Precies werken voorkomt een hoop problemen, maar toch zullen er onvermijdelijk
wat braampjes aan de binnenzijde aanwezig zijn. Met een rond vijltje is dit
bij te werken. Let echter op: de rand van onze kap is immers nog steeds erg
scherp! Het feit dat je op de verdere foto’s geen vingers meer in beeld
ziet, illustreert voldoende… Na het vijlen moet het kapje soepel passend
over een LED geschoven kunnen worden. Indien dit niet het geval is, is bijwerken
nodig. Tenslotte worden de draadjes aan de onderzijde van de kap in een ronde
vorm geplooid. De punt van een niet te nieuw hobbymes is hiervoor een goed hulpmiddeltje,
maar een zeer fijn schroevendraaiertje is ook bruikbaar. Een LED wordt hiervoor
als mal gebruikt, zodat de beschermkap de juiste ronde vorm krijgt.
We gaan de LEDs een kleurtje geven, en wel om verschillende redenen: de heldere
behuizing laat de niet-prototypische binnenzijde van de LED te goed zien, de
lamp mag er best wat verweerd uitzien en tenslotte moet de blauwige kleur van
het licht wat uitgefilterd worden. Om die reden gaan we de LED lichtjes verven
met een geelbruine zandkleur. Een airbrush met sterk verdunde verf is aan te
bevelen om een gelijkmatige, lichte waas te verkrijgen. Uiteraard dien je de
connector eerst af te plakken met wat schilderstape.

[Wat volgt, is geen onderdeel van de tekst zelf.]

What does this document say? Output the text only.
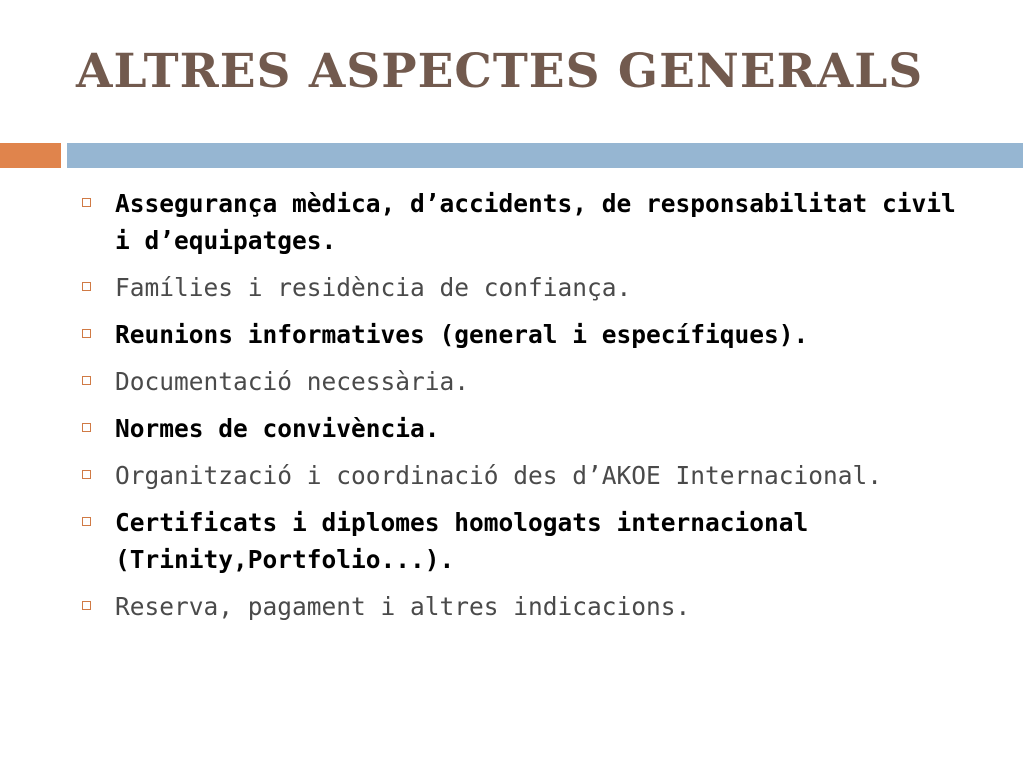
ALTRES ASPECTES GENERALS
Assegurança mèdica, d’accidents, de responsabilitat civil i d’equipatges.
Famílies i residència de confiança.
Reunions informatives (general i específiques).
Documentació necessària.
Normes de convivència.
Organització i coordinació des d’AKOE Internacional.
Certificats i diplomes homologats internacional (Trinity,Portfolio...).
Reserva, pagament i altres indicacions.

Nu we toch de airbrush vasthebben, kunnen we meteen ook de kapjes in de verf
zetten. Die met een penseel schilderen zou een monnikenwerk zijn, en waarschijnlijk
geen mooi resultaat geven. Vooraf wordt het kapje uiteraard gereinigd en vetvrij
gemaakt in een warm sopje. Omdat de kapjes bijzonder licht zijn, worden ze op
een stukje plakband gekleefd. De luchtstroom van de airbrush zou ze immers wegblazen.
We gebruiken Flat Black XF-1 van Tamiya.
We willen alleen licht onder de kap laten komen en niet erboven. Daarom wordt
alvast de bovenste millimeter van de LED met zwarte verf behandeld.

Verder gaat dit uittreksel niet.